Together, Patrick Riley and Alaina Moore, a husband-wife duo based out of Denver, Colorado, make up Tennis. The band released its first album Cape Dory following an eight-month long sailing expedition. Now, nearly seven years later, Tennis has released their fourth studio album titled Yours, Conditionally, and fittingly, to make this album, the band took to the seas once again.

“For this album, we decided to go back to the way making music was in the beginning. It wasn’t overwrought. It was natural, spontaneous and joyful,” vocalist Moore says of the decision to take a sailing trip in order to make the new record.

After touring with the new record for a few weeks, she says, “I can’t help but reflect on the tour we were on a year ago compared to now. I always expect nothing. I am a zero expectations person. I’m not expecting something horrible but I have zero expectations. When we have a sold-out show it makes it that much more rewarding and unbelievable. It’s been amazing.” 

When we caught up with Moore on a rare day off, she spilled about her unique pre-show rituals and the writing process.

How do you think you’ve evolved from your first tour to now?

We’re much better now. On our very first tour, we played a show in Mississippi. We met the people who run our label, Fat Possum Records. After the show one of the guys told us that we weren’t too great live but we’ll get there. So, I think we are better now.

Yours, Conditionally

How do you like the live performance aspect of making music?

I’m starting to feel a little bit more at-home on the stage now. It’s becoming my zone. I used to feel so vulnerable on stage. I’d have so much anxiety before shows and it’s taken a long time for me to feel safe up there. 

Do you have any pre-show rituals?

I have so many that take about two hours before I get on stage. They’re very trivial. I make a cup of tea, plug in my humidifier, put on makeup, write the set list, warm up, do my hair, finish warming up and then perform. If any of it gets interrupted I get very panicky. Patrick [my husband] thinks it’s really weird, but I need the routine. It’s the only thing that gives me any sense of control. I’m always in a new place and a foreign environment and this is something that is repeatable and predictable. 

Tennis

What was the experience like when making Yours, Conditionally?

When we made our first album as Tennis, we were mostly alone. We then felt like we needed to collaborate with different writers and producers who were further along in their career. For this album, we decided to go back to making music as we wish, without any goals for it. We weren’t trying to write video singles or anything specific. 

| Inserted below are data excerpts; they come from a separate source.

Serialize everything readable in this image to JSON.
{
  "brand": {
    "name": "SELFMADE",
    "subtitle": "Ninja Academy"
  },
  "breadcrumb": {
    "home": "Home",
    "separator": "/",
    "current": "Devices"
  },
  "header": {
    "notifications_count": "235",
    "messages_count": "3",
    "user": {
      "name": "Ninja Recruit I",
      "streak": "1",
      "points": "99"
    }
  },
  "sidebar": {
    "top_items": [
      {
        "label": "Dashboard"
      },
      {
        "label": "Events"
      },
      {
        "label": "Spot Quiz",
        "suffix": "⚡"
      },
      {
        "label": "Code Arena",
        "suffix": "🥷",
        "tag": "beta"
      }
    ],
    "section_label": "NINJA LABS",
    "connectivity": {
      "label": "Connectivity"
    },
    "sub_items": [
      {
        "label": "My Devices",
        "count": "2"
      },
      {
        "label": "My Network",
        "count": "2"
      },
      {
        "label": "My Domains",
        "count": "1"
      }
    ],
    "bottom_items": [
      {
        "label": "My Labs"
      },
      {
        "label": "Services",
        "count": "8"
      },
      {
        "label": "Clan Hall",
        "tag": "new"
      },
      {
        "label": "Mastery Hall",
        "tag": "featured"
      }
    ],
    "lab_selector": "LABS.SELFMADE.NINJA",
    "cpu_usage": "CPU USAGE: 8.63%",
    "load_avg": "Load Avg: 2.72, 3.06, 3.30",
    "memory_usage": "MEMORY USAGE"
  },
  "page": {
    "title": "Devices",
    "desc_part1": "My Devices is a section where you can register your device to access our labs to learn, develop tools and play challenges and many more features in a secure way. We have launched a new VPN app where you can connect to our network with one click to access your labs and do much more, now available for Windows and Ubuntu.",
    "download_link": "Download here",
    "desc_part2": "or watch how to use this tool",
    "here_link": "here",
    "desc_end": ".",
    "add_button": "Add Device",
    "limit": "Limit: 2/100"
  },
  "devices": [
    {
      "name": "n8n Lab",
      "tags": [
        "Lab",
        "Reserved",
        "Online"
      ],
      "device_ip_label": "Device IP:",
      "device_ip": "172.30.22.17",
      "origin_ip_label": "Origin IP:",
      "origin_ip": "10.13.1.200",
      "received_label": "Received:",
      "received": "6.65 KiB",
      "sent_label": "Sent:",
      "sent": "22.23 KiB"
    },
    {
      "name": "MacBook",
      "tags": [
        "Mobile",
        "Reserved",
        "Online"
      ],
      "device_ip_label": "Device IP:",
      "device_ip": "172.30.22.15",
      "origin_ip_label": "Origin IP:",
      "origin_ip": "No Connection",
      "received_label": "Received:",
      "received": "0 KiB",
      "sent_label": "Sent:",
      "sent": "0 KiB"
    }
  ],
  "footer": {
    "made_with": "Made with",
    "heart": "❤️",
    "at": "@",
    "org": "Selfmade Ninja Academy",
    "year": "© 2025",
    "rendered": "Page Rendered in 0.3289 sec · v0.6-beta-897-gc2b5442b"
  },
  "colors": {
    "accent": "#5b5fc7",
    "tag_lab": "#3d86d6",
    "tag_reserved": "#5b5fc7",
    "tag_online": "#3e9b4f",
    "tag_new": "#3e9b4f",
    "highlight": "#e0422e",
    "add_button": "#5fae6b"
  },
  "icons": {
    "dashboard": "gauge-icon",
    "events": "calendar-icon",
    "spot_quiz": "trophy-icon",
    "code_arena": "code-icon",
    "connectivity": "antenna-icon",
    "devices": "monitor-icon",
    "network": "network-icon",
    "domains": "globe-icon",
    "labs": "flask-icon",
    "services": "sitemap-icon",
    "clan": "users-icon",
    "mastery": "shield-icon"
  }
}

We took a very long sailing trip together. We hadn’t been sailing in about seven years and we felt we needed very physical and psychological distance in order to free ourselves up to work the way we had on our first record. I wanted the experience to be as free as it had been that first time. I don’t know if we’ll ever have that again but just being alone I the middle of no where on a little boat where nobody sees what you’re doing except for each other, made it very easy to write. 

Is it difficult to write otherwise?

Before that trip, if I wrote a bad song or didn’t love something, it would just ruin me. I would fall apart. For me, those moments can be pretty paralyzing. This environment made it so much easier to push through those feelings.

What is a band or an artist that you listen to that fans would be surprised to hear?

I don’t believe in guilty pleasures in music. There’s nothing that I enjoy listening to that I would be embarrassed to divulge. Different music does different things to people.